Technology

 

It's time to liberate Speech recognition from the current limitation of SW, because we can always do it better in custom silicon–A professor of Electrical and Computer Engineering Carnegie Mellon University

Dedicated designs in custom silicon can give up to 100X better energy efficiency (MOPS/mW) compared to DSP based designs and up to 10000X better energy efficiency compared to SW–A Berkeley University study

Introduction

Voice is the natural and primary mode of communication in humans. Our ability to communicate with everyday consumer devices through a natural interface like voice is an order of magnitude faster and easier than using a keyboard, mouse, or even touch and gestures. Devices such as cellphones or tablets, digital cameras, wearable devices, Smart TVs, remote controls, home appliances, and others,can enrich the user experience by offering hands-free voice-activated commands through embedded speech recognition. Numerous announcements made by device manufacturers offering voice activation on high-end devices, undeniably validates it as a key driver in the near future. According to research firm BCC Research, the global voice recognition end-market for consumers reached $29.5 billion in 2012, and is expected to grow to $65.1 billion in 2017, a CAGR of 17.2%.

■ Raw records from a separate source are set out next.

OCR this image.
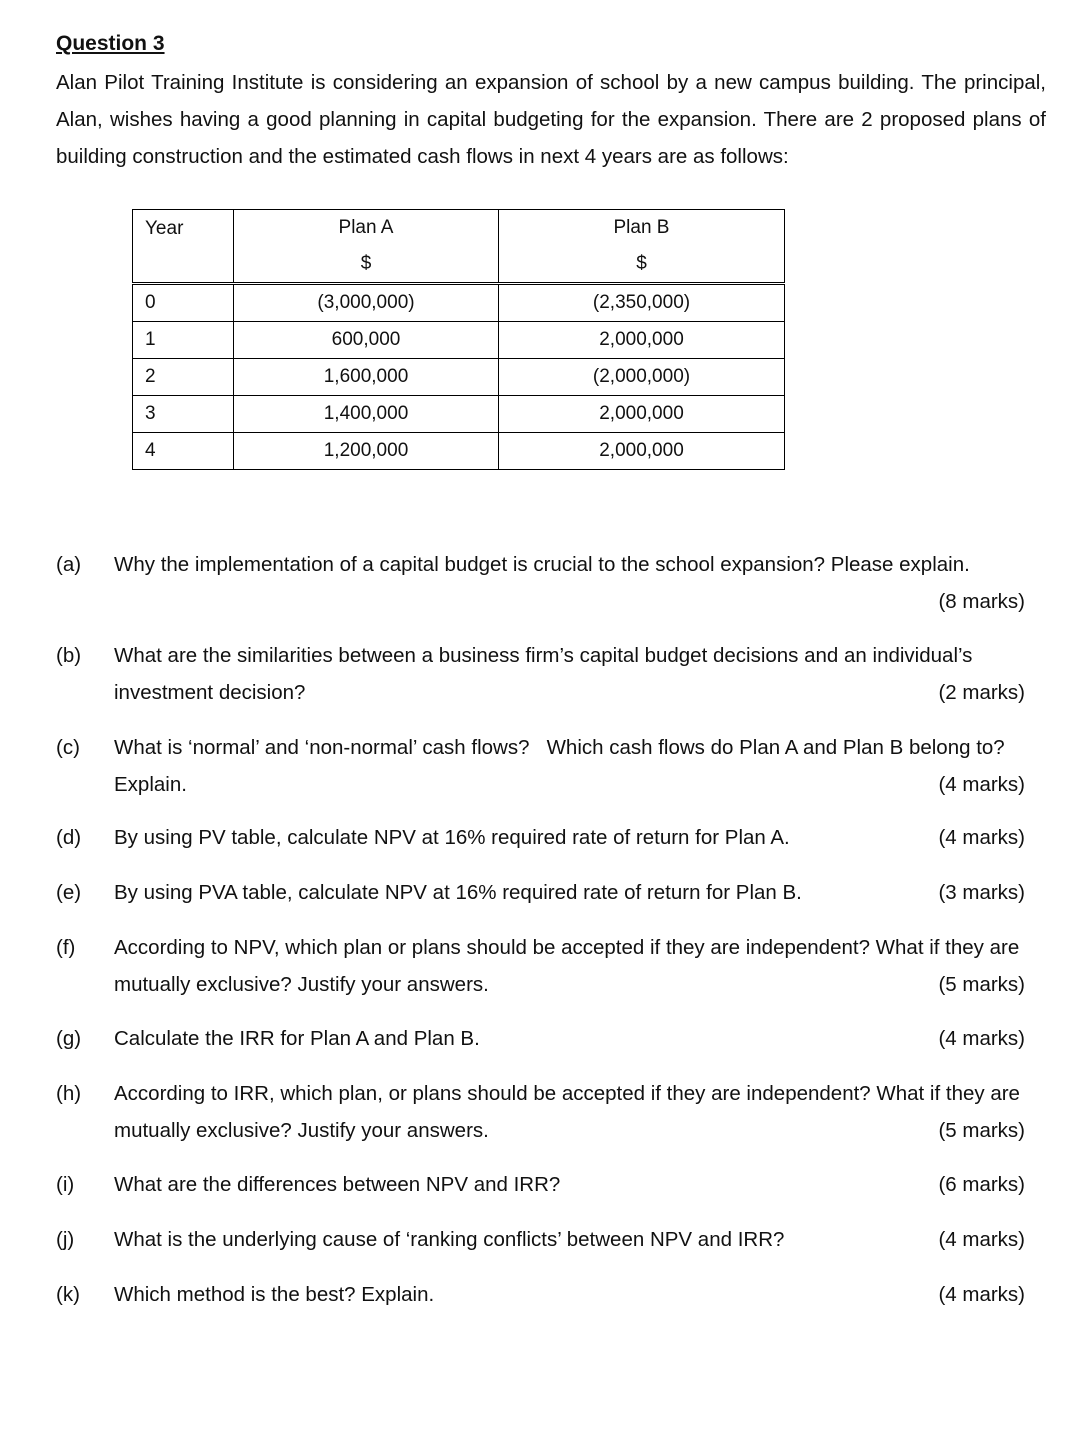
Question 3
Alan Pilot Training Institute is considering an expansion of school by a new campus building. The principal, Alan, wishes having a good planning in capital budgeting for the expansion. There are 2 proposed plans of building construction and the estimated cash flows in next 4 years are as follows:
Year	Plan A	Plan B
	$	$
0	(3,000,000)	(2,350,000)
1	600,000	2,000,000
2	1,600,000	(2,000,000)
3	1,400,000	2,000,000
4	1,200,000	2,000,000
(a) Why the implementation of a capital budget is crucial to the school expansion? Please explain.
(8 marks)
(b) What are the similarities between a business firm’s capital budget decisions and an individual’s investment decision?	(2 marks)
(c) What is ‘normal’ and ‘non-normal’ cash flows?   Which cash flows do Plan A and Plan B belong to? Explain.	(4 marks)
(d) By using PV table, calculate NPV at 16% required rate of return for Plan A.	(4 marks)
(e) By using PVA table, calculate NPV at 16% required rate of return for Plan B.	(3 marks)
(f) According to NPV, which plan or plans should be accepted if they are independent? What if they are mutually exclusive? Justify your answers.	(5 marks)
(g) Calculate the IRR for Plan A and Plan B.	(4 marks)
(h) According to IRR, which plan, or plans should be accepted if they are independent? What if they are mutually exclusive? Justify your answers.	(5 marks)
(i) What are the differences between NPV and IRR?	(6 marks)
(j) What is the underlying cause of ‘ranking conflicts’ between NPV and IRR?	(4 marks)
(k) Which method is the best? Explain.	(4 marks)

Speech recognition is a computationally intensive technology. Solutions available on the market today are software based and available only on high-end devices that have adequate resources. Software solutions require a large memory footprint and significant host processing power (most often an additional DSP or assistance through the cloud). These requirements lead to higher power consumption, increased latency, and cost, thus making embedded speech recognition very expensive and prohibitive for resource constrained low to mid-range devices.

SimSim – 3iLogic-Designs’ Speech Recognition Engine

3iLogic-Designs’ SimSim™ IP core, eliminates these constraints by delivering high performance and ultra-low power, in an extremely small footprint without sacrificing features or accuracy. Localized processing removes dependency on cloud connectivity and provides very fast and deterministic response – always, everywhere. SimSim can easily be integrated into ASSP, MCUs, ASICs, and FPGAs as appropriate.

The core takes spoken audio input in the form of 16 bit data (16 Khz or 8 khz), through Silence filtering, Feature vector generation, Senone scoring, Viterbi decoding and generates a result database. This database is analyzed by the host SW to interpret the spoken utterance.

Some of the key features of SimSim IP are as follows:

  • High-performance, Ultra low-power solution for localized, Vocal UI
  • Synthesizable solution that easily integrates into microcontrollers, application processors, ASICs and FPGAs
  • Small silicon foot print (135K gates)
  • “Always On” capability that includes Voice Activity Detection (VAD) and Keyword spotting (with or without speaker verification)
  • Highly accurate Speaker Independent solution that requires no user training
  • Language independent architecture
  • Programmable keyword, dictionary, grammar
  • Simple to complex grammar design with Java Speech grammar support
  • Scalable vocabulary
  • 16/8 kHz audio support
  • Host processor agnostic and works with embedded or external system memories
  • Development tools and APIs provided